Some notable applications of the four protein engineering strategies implemented in the HotSpot Wizard web server.

Figure 2.

Some notable applications of the four protein engineering strategies implemented in the HotSpot Wizard web server.

Phase 3: design of the smart library

The efficiency of directed evolution experiments can be improved by focusing mutagenesis on a limited number of hot spots, but also by restricting the number of allowed substitutions at individual positions using appropriate codons (20–25). For each protein engineering strategy, HotSpot Wizard provides a way to prioritize amino acids at the randomized positions (Table 1) and identifies degenerate codons encoding all desired amino acids with the minimum redundancy and the smallest possible ratio of stop codons. Alternatively, the SwiftLib tool (73) can be used to calculate optimal degenerate codons while keeping the library diversity within the specified limits (the default 10 000). Although the resulting library may not necessarily fully cover the desired set of amino acids, the probability of omitting the important amino acids is relatively low as their weights are set according to selected prioritization method (e.g. based on amino acid distributions in sequence homologs). For both approaches, the most common metrics, such as expected coverage or library size, are computed with TopLib (72).
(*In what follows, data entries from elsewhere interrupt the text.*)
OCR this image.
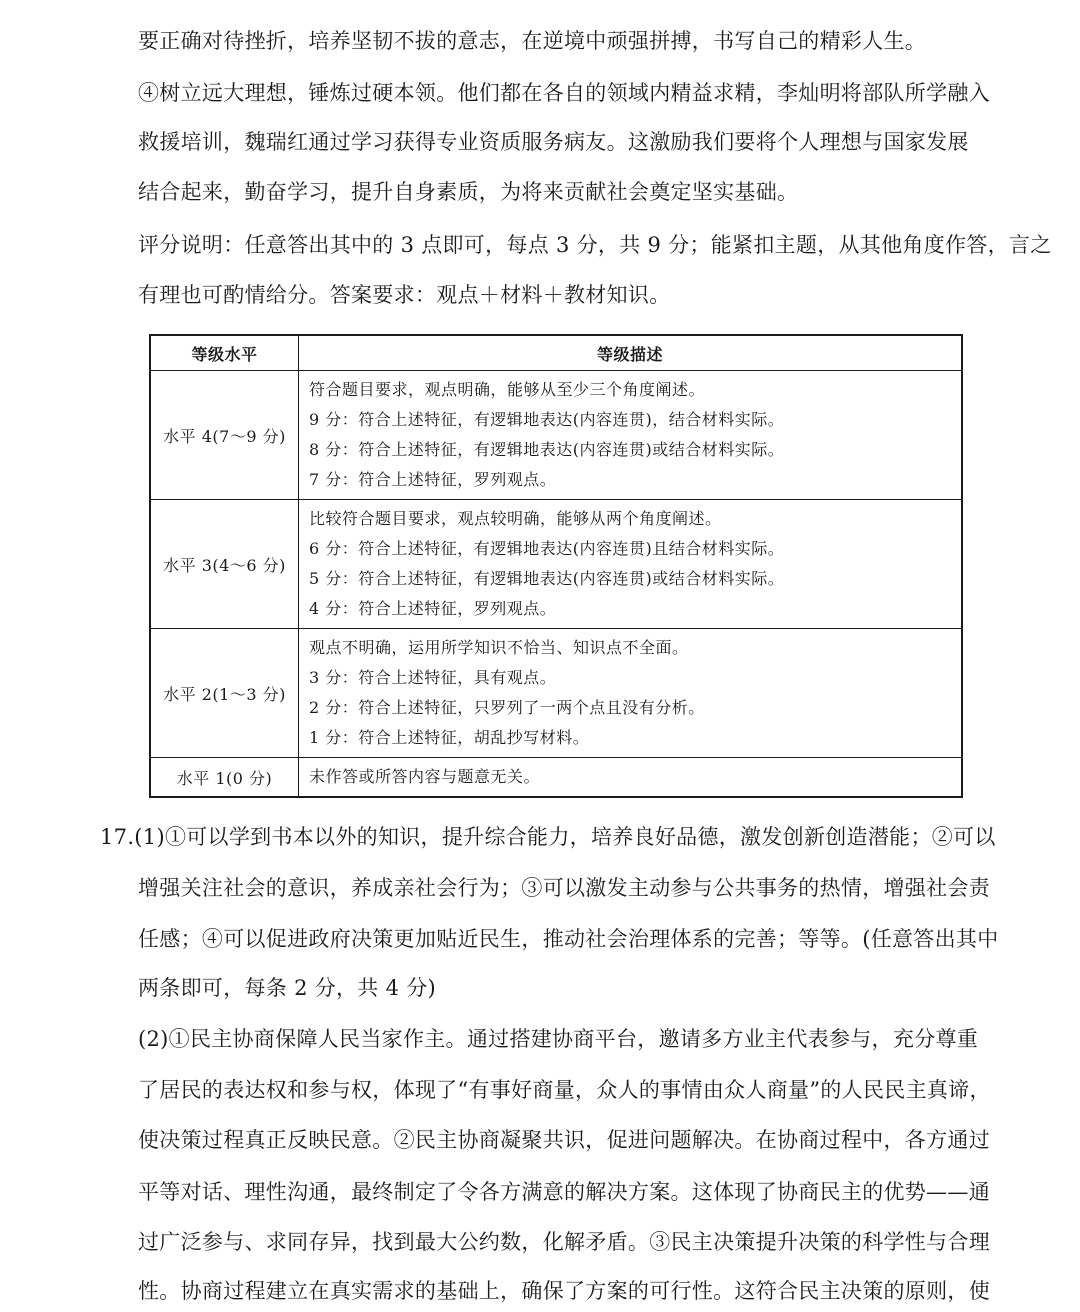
要正确对待挫折，培养坚韧不拔的意志，在逆境中顽强拼搏，书写自己的精彩人生。
④树立远大理想，锤炼过硬本领。他们都在各自的领域内精益求精，李灿明将部队所学融入
救援培训，魏瑞红通过学习获得专业资质服务病友。这激励我们要将个人理想与国家发展
结合起来，勤奋学习，提升自身素质，为将来贡献社会奠定坚实基础。
评分说明：任意答出其中的 3 点即可，每点 3 分，共 9 分；能紧扣主题，从其他角度作答，言之
有理也可酌情给分。答案要求：观点＋材料＋教材知识。
等级水平	等级描述
水平 4(7～9 分)	符合题目要求，观点明确，能够从至少三个角度阐述。
9 分：符合上述特征，有逻辑地表达(内容连贯)，结合材料实际。
8 分：符合上述特征，有逻辑地表达(内容连贯)或结合材料实际。
7 分：符合上述特征，罗列观点。

水平 3(4～6 分)	比较符合题目要求，观点较明确，能够从两个角度阐述。
6 分：符合上述特征，有逻辑地表达(内容连贯)且结合材料实际。
5 分：符合上述特征，有逻辑地表达(内容连贯)或结合材料实际。
4 分：符合上述特征，罗列观点。

水平 2(1～3 分)	观点不明确，运用所学知识不恰当、知识点不全面。
3 分：符合上述特征，具有观点。
2 分：符合上述特征，只罗列了一两个点且没有分析。
1 分：符合上述特征，胡乱抄写材料。

水平 1(0 分)	未作答或所答内容与题意无关。
17.(1)①可以学到书本以外的知识，提升综合能力，培养良好品德，激发创新创造潜能；②可以
增强关注社会的意识，养成亲社会行为；③可以激发主动参与公共事务的热情，增强社会责
任感；④可以促进政府决策更加贴近民生，推动社会治理体系的完善；等等。(任意答出其中
两条即可，每条 2 分，共 4 分)
(2)①民主协商保障人民当家作主。通过搭建协商平台，邀请多方业主代表参与，充分尊重
了居民的表达权和参与权，体现了“有事好商量，众人的事情由众人商量”的人民民主真谛，
使决策过程真正反映民意。②民主协商凝聚共识，促进问题解决。在协商过程中，各方通过
平等对话、理性沟通，最终制定了令各方满意的解决方案。这体现了协商民主的优势——通
过广泛参与、求同存异，找到最大公约数，化解矛盾。③民主决策提升决策的科学性与合理
性。协商过程建立在真实需求的基础上，确保了方案的可行性。这符合民主决策的原则，使
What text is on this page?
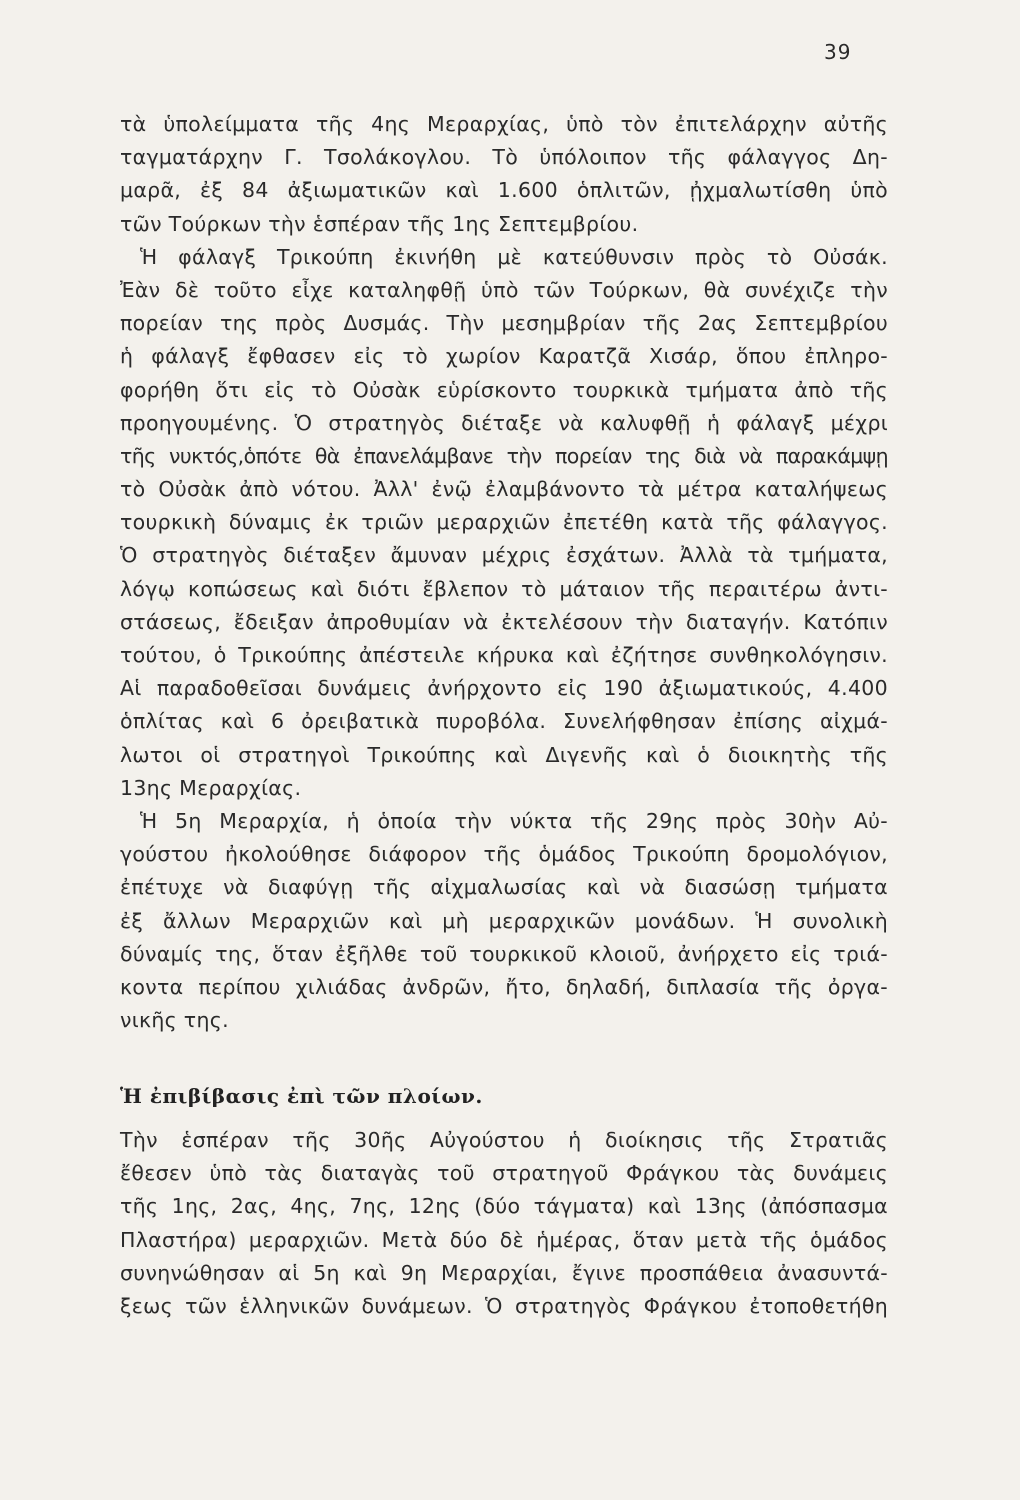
39
τὰ ὑπολείμματα τῆς 4ης Μεραρχίας, ὑπὸ τὸν ἐπιτελάρχην αὐτῆς
ταγματάρχην Γ. Τσολάκογλου. Τὸ ὑπόλοιπον τῆς φάλαγγος Δη-
μαρᾶ, ἐξ 84 ἀξιωματικῶν καὶ 1.600 ὁπλιτῶν, ᾐχμαλωτίσθη ὑπὸ
τῶν Τούρκων τὴν ἑσπέραν τῆς 1ης Σεπτεμβρίου.
Ἡ φάλαγξ Τρικούπη ἐκινήθη μὲ κατεύθυνσιν πρὸς τὸ Οὐσάκ.
Ἐὰν δὲ τοῦτο εἶχε καταληφθῇ ὑπὸ τῶν Τούρκων, θὰ συνέχιζε τὴν
πορείαν της πρὸς Δυσμάς. Τὴν μεσημβρίαν τῆς 2ας Σεπτεμβρίου
ἡ φάλαγξ ἔφθασεν εἰς τὸ χωρίον Καρατζᾶ Χισάρ, ὅπου ἐπληρο-
φορήθη ὅτι εἰς τὸ Οὐσὰκ εὑρίσκοντο τουρκικὰ τμήματα ἀπὸ τῆς
προηγουμένης. Ὁ στρατηγὸς διέταξε νὰ καλυφθῇ ἡ φάλαγξ μέχρι
τῆς νυκτός,ὁπότε θὰ ἐπανελάμβανε τὴν πορείαν της διὰ νὰ παρακάμψῃ
τὸ Οὐσὰκ ἀπὸ νότου. Ἀλλ' ἐνῷ ἐλαμβάνοντο τὰ μέτρα καταλήψεως
τουρκικὴ δύναμις ἐκ τριῶν μεραρχιῶν ἐπετέθη κατὰ τῆς φάλαγγος.
Ὁ στρατηγὸς διέταξεν ἄμυναν μέχρις ἐσχάτων. Ἀλλὰ τὰ τμήματα,
λόγῳ κοπώσεως καὶ διότι ἔβλεπον τὸ μάταιον τῆς περαιτέρω ἀντι-
στάσεως, ἔδειξαν ἀπροθυμίαν νὰ ἐκτελέσουν τὴν διαταγήν. Κατόπιν
τούτου, ὁ Τρικούπης ἀπέστειλε κήρυκα καὶ ἐζήτησε συνθηκολόγησιν.
Αἱ παραδοθεῖσαι δυνάμεις ἀνήρχοντο εἰς 190 ἀξιωματικούς, 4.400
ὁπλίτας καὶ 6 ὀρειβατικὰ πυροβόλα. Συνελήφθησαν ἐπίσης αἰχμά-
λωτοι οἱ στρατηγοὶ Τρικούπης καὶ Διγενῆς καὶ ὁ διοικητὴς τῆς
13ης Μεραρχίας.
Ἡ 5η Μεραρχία, ἡ ὁποία τὴν νύκτα τῆς 29ης πρὸς 30ὴν Αὐ-
γούστου ἠκολούθησε διάφορον τῆς ὁμάδος Τρικούπη δρομολόγιον,
ἐπέτυχε νὰ διαφύγῃ τῆς αἰχμαλωσίας καὶ νὰ διασώσῃ τμήματα
ἐξ ἄλλων Μεραρχιῶν καὶ μὴ μεραρχικῶν μονάδων. Ἡ συνολικὴ
δύναμίς της, ὅταν ἐξῆλθε τοῦ τουρκικοῦ κλοιοῦ, ἀνήρχετο εἰς τριά-
κοντα περίπου χιλιάδας ἀνδρῶν, ἤτο, δηλαδή, διπλασία τῆς ὀργα-
νικῆς της.
Ἡ ἐπιβίβασις ἐπὶ τῶν πλοίων.
Τὴν ἑσπέραν τῆς 30ῆς Αὐγούστου ἡ διοίκησις τῆς Στρατιᾶς
ἔθεσεν ὑπὸ τὰς διαταγὰς τοῦ στρατηγοῦ Φράγκου τὰς δυνάμεις
τῆς 1ης, 2ας, 4ης, 7ης, 12ης (δύο τάγματα) καὶ 13ης (ἀπόσπασμα
Πλαστήρα) μεραρχιῶν. Μετὰ δύο δὲ ἡμέρας, ὅταν μετὰ τῆς ὁμάδος
συνηνώθησαν αἱ 5η καὶ 9η Μεραρχίαι, ἔγινε προσπάθεια ἀνασυντά-
ξεως τῶν ἑλληνικῶν δυνάμεων. Ὁ στρατηγὸς Φράγκου ἐτοποθετήθη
Methods for selecting substitutions at hot spot positions identified using the four different protein engineering strategies

Table 1.
Methods for selecting substitutions at hot spot positions identified using the four different protein engineering strategies
Selection mode Availability in strategies Description 
Amino acid frequency FUNC, FLEX suggests amino acid residues fulfilling the criterion of minimal frequency in the multiple sequence alignment 
Mutational landscape FUNC, FLEX suggests amino acid residues fulfilling the criterion of minimal probability of preservation of protein function 
Sequence consensus CONS suggests amino acid residues fulfilling the criteria of at least one of approaches implemented in sequence consensus strategy: (i) majority approach or (ii) frequency ratio approach 
Correlated positions CORREL suggests amino acid residues fulfilling the criterion of minimal frequency of co-occurrence with some other specific residue from coupled position 
Manual ALL manual selection of amino acid residues 
Selection mode Availability in strategies Description 
Amino acid frequency FUNC, FLEX suggests amino acid residues fulfilling the criterion of minimal frequency in the multiple sequence alignment 
Mutational landscape FUNC, FLEX suggests amino acid residues fulfilling the criterion of minimal probability of preservation of protein function 
Sequence consensus CONS suggests amino acid residues fulfilling the criteria of at least one of approaches implemented in sequence consensus strategy: (i) majority approach or (ii) frequency ratio approach 
Correlated positions CORREL suggests amino acid residues fulfilling the criterion of minimal frequency of co-occurrence with some other specific residue from coupled position 
Manual ALL manual selection of amino acid residues 

FUNC – Analysis of functional hot spots; FLEX – Analysis of stability hot spots/structural flexibility approach; CONS – Analysis of stability hot spots / sequence consensus approach; CORREL – Analysis of correlated hot spots.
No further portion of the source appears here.